Несмотря на большое состояние отца, о котором бедная девушка даже не имела точного представления, она, бесспорно, была самым несчастным человеком в деревне. Служанки, простые жницы и работницы на фермах могли, по крайней мере, отдохнуть и развлечься по воскресеньям или в дни больших праздников; они танцевали под липами, где деревенский скрипач брал за свою игру по одному су за кадриль; они могли иметь жениха или, по крайней мере, любовника, с кем с наступлением вечера, окончив работу, углублялись по тропинке в лес, слушая слова любви; если же у них не было ни жениха, ни любовника, то была какая-нибудь кошка, собака или птичка, любившая их и любимая ими. У Анжелики не было ничего подобного — она не любила никого, и никто не любил ее. Ее отец был тираном, а она была жертвой, и семейные узы, столь дорогие нашему несчастному человечеству, единственное счастье которого они порой составляют, были для Анжелики каторжными оковами.
Мадлен, ради возможности охотиться на трех или четырех сотнях арпанов земли папаши Мьета делавший вид, что он благосклонно относится к старому Гарпагону, испытывал жалость к его дочери и, видя Анжелику грустной и страдающей, пригласил ее на торжество вместе с отцом; однако папаша Мьет, опасаясь, что, приняв приглашение, он допустит дополнительные траты, которые не смогут покрыть стоимость той еды, какую Анжелика, поев у Мадлена, не съест у себя дома, отказался взять девушку с собой.
Но доброе сердце Мадлена сжималось при мысли, что в то время как папаша Мьет будет сытно есть за праздничным столом, попивая славное вино, его дочь, оставшись одна дома, будет пить воду, есть картофель, испеченный в золе, и вареные каштаны, поэтому, едва увидев папашу Мьета, желавшего ничего не потерять даже из запахов и паров тех кушаний, которые он пришел отведать и добрая часть которых ему бы досталась, сидящим у огня на кухне, Мадлен тут же поручил толстушке Луизон тайно отнести Анжелике бутылку вина, кусок говядины и четверть сыра мароль (его голодная наследница тщательно спрятала, рассчитывая растянуть неожиданное лакомство на долгое время).
Со своей стороны, папаша Мьет любил и глубоко уважал Мадлена, ведь тот не безвозмездно охотился на его землях, а в знак признательности за право охоты присылал ему то зайца, то пару куропаток, то, наконец, лопатку косули, но папаша Мьет всегда воздерживался от того, чтобы самому есть эти дары, и посылал Анжелику продавать их содержателю гостиницы «Золотой крест». Когда эта нежданная удача сваливалась на старого толстосума, его дочь должна была пешком отправляться из дома в три часа утра и возвращаться в семь, чтобы домашний распорядок оставался незыблемым. Если же Мадлен при случае интересовался у своего соседа Мьета: «Ну как, сосед, хорош ли был заяц, вкусны ли были куропатки, нежно ли было мясо косули?», Мьет, моргая, прикрывал веками свои маленькие серые глазки, проводил кончиком языка по своему безгубому рту и, растянув его в подобие улыбки, отвечал: «Не говорите мне о них, господин Мадлен, у Анжелики едва не было расстройства от переедания, а я до сих пор облизываю пальчики».

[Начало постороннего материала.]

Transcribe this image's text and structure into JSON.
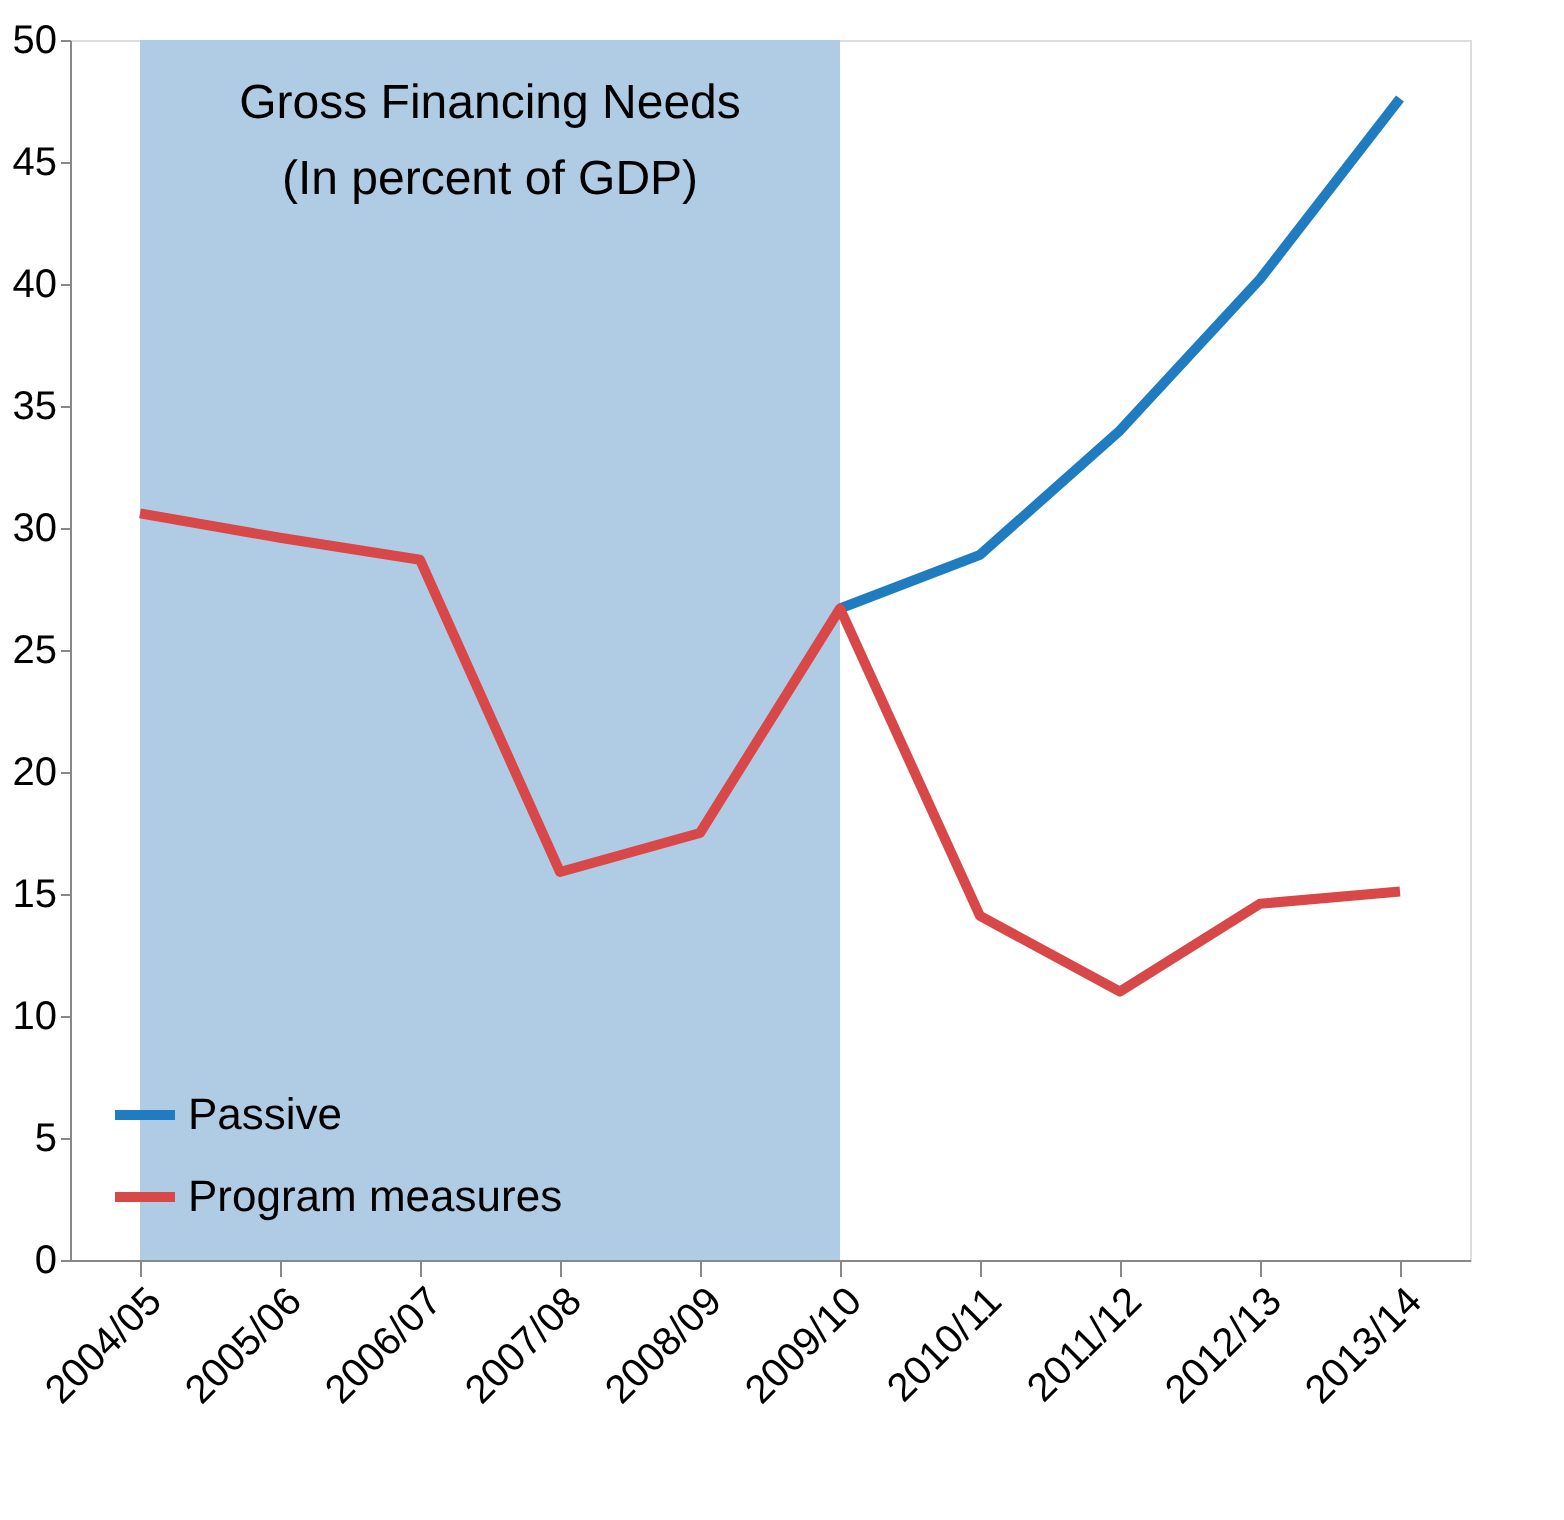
{
  "chart_data": {
    "type": "line",
    "title": "Gross Financing Needs",
    "subtitle": "(In percent of GDP)",
    "categories": [
      "2004/05",
      "2005/06",
      "2006/07",
      "2007/08",
      "2008/09",
      "2009/10",
      "2010/11",
      "2011/12",
      "2012/13",
      "2013/14"
    ],
    "series": [
      {
        "name": "Passive",
        "color": "#1f7cc1",
        "values": [
          null,
          null,
          null,
          null,
          null,
          26.7,
          28.9,
          34.0,
          40.2,
          47.6
        ]
      },
      {
        "name": "Program measures",
        "color": "#d94848",
        "values": [
          30.6,
          29.6,
          28.7,
          15.9,
          17.5,
          26.7,
          14.1,
          11.0,
          14.6,
          15.1
        ]
      }
    ],
    "ylim": [
      0,
      50
    ],
    "yticks": [
      0,
      5,
      10,
      15,
      20,
      25,
      30,
      35,
      40,
      45,
      50
    ],
    "grid": false,
    "legend": "bottom left",
    "line_style": "solid",
    "bands": [
      {
        "axis": "x",
        "from": "2004/05",
        "to": "2009/10",
        "color": "#b0cce4"
      }
    ]
  }
}
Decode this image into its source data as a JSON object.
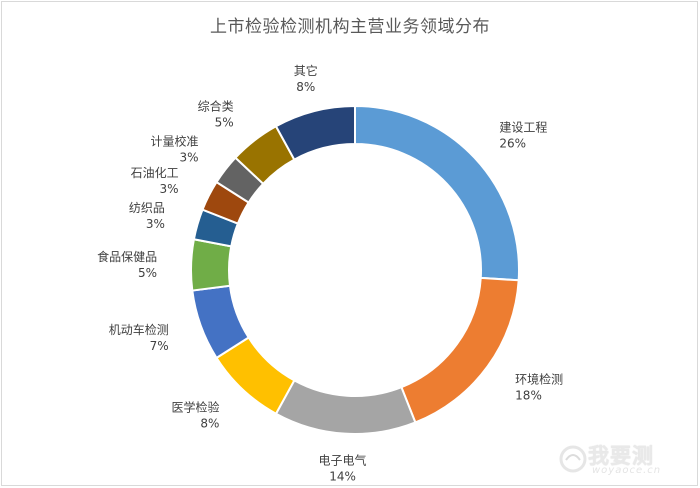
{
  "chart_data": {
    "type": "pie",
    "variant": "donut",
    "title": "上市检验检测机构主营业务领域分布",
    "categories": [
      "建设工程",
      "环境检测",
      "电子电气",
      "医学检验",
      "机动车检测",
      "食品保健品",
      "纺织品",
      "石油化工",
      "计量校准",
      "综合类",
      "其它"
    ],
    "values": [
      26,
      18,
      14,
      8,
      7,
      5,
      3,
      3,
      3,
      5,
      8
    ],
    "value_labels": [
      "26%",
      "18%",
      "14%",
      "8%",
      "7%",
      "5%",
      "3%",
      "3%",
      "3%",
      "5%",
      "8%"
    ],
    "colors": [
      "#5b9bd5",
      "#ed7d31",
      "#a5a5a5",
      "#ffc000",
      "#4472c4",
      "#70ad47",
      "#255e91",
      "#9e480e",
      "#636363",
      "#997300",
      "#264478"
    ],
    "legend": "none",
    "start_angle_deg": 0,
    "direction": "clockwise"
  },
  "watermark": {
    "text": "我要测",
    "subtext": "woyaoce.cn"
  }
}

Итак, как мы уже говорили, папаша Мьет, питая большое уважение к Мадлену, был убежден, что хорошо воспитанный человек не должен заставлять себя ждать, поэтому он прибыл в восемь часов утра, хотя завтрак должен был начаться где-то в половине одиннадцатого, а может, даже в одиннадцать, и уселся на табурете около очага. И всякий раз, когда Мадлен, от волнения беспрестанно сновавший по комнатам, проходил мимо него, папаша Мьет приподнимал свой колпак и привставал с табурета.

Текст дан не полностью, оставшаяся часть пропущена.